LETTER :Private gain

Some of you may remember Hazel Wolf who established Audubon chapters throughout Washington State, 21 of the 26 chapters.

I have no doubt that were she still alive, she would compel Ron Allen to cease his plan to commercialize the Dungeness National Wildlife Refuge, aka the Spit, to raise oysters for private profit on 34 acres of it; a project the U.S. Army Corps of Engineers admits can destabilize the refuge’s functions.

Hazel worked to forge communication between the Northwest Indian tribes and environmentalists.

She had a close friendship with Ron Allen, encouraging him to pursue his work in growing the Jamestown S’Klallam Tribe.

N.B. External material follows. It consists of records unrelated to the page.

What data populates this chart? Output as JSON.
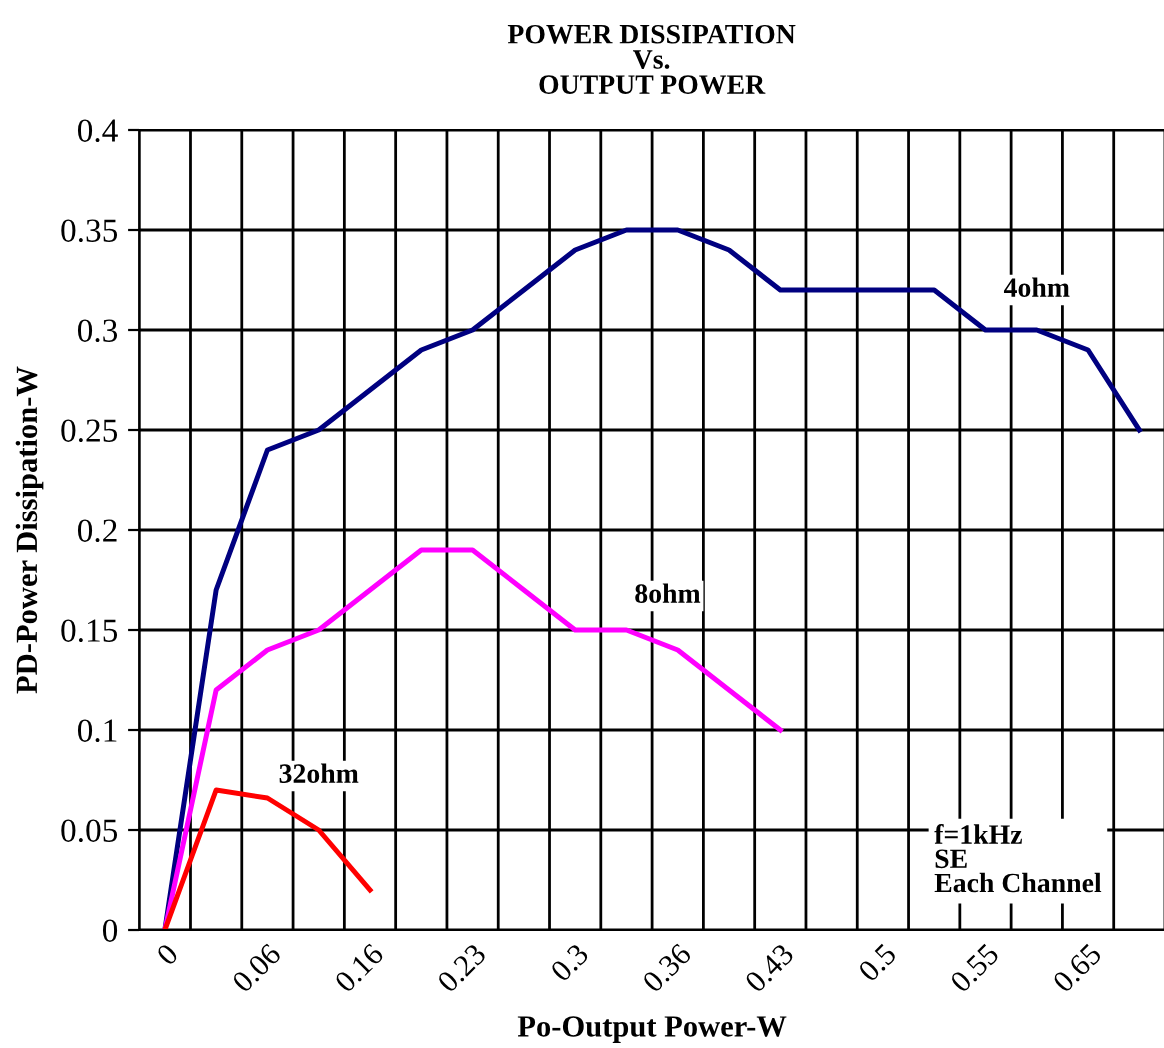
{
  "chart_data": {
    "type": "line",
    "title": "POWER DISSIPATION\nVs.\nOUTPUT POWER",
    "xlabel": "Po-Output Power-W",
    "ylabel": "PD-Power Dissipation-W",
    "categories": [
      "0",
      null,
      "0.06",
      null,
      "0.16",
      null,
      "0.23",
      null,
      "0.3",
      null,
      "0.36",
      null,
      "0.43",
      null,
      "0.5",
      null,
      "0.55",
      null,
      "0.65",
      null
    ],
    "series": [
      {
        "name": "4ohm",
        "color": "#000080",
        "values": [
          0,
          0.17,
          0.24,
          0.25,
          0.27,
          0.29,
          0.3,
          0.32,
          0.34,
          0.35,
          0.35,
          0.34,
          0.32,
          0.32,
          0.32,
          0.32,
          0.3,
          0.3,
          0.29,
          0.25
        ]
      },
      {
        "name": "8ohm",
        "color": "#ff00ff",
        "values": [
          0,
          0.12,
          0.14,
          0.15,
          0.17,
          0.19,
          0.19,
          0.17,
          0.15,
          0.15,
          0.14,
          0.12,
          0.1,
          null,
          null,
          null,
          null,
          null,
          null,
          null
        ]
      },
      {
        "name": "32ohm",
        "color": "#ff0000",
        "values": [
          0,
          0.07,
          0.066,
          0.05,
          0.02,
          null,
          null,
          null,
          null,
          null,
          null,
          null,
          null,
          null,
          null,
          null,
          null,
          null,
          null,
          null
        ]
      }
    ],
    "ylim": [
      0,
      0.4
    ],
    "yticks": [
      0,
      0.05,
      0.1,
      0.15,
      0.2,
      0.25,
      0.3,
      0.35,
      0.4
    ],
    "grid": true,
    "legend": false,
    "marker": "none",
    "line_style": "solid",
    "annotations": [
      "f=1kHz\nSE\nEach Channel"
    ]
  }
}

Hazel passed at age 101 in 2000.

I attended her memorial in Seattle.

As I recall, Ron Allen spoke at her memorial.

Thinking back to that history saddens me how he is repaying that friendship by harming birds she sought to save.

Mr. Allen’s plan is to grow oysters in 80,000 toxic-plastic bags over 50 percent of the Refuge’s prime bird-feeding area.

He denies his plastic bags are toxic, or will fragment and add plastic to the marine ecosystem and endanger the birds.

Not only will sediment life under the bags be smothered; so, too, will the eelgrass beds.

The bags will change the seasonal sediment-movement patterns by pushing mounds of sediments into the salmon-nursery-eelgrass beds and where the black Brants seek nourishment.

Ron Allen, cancel your shellfish application.

Respect the needs of the refuge birds and Hazel Wolf.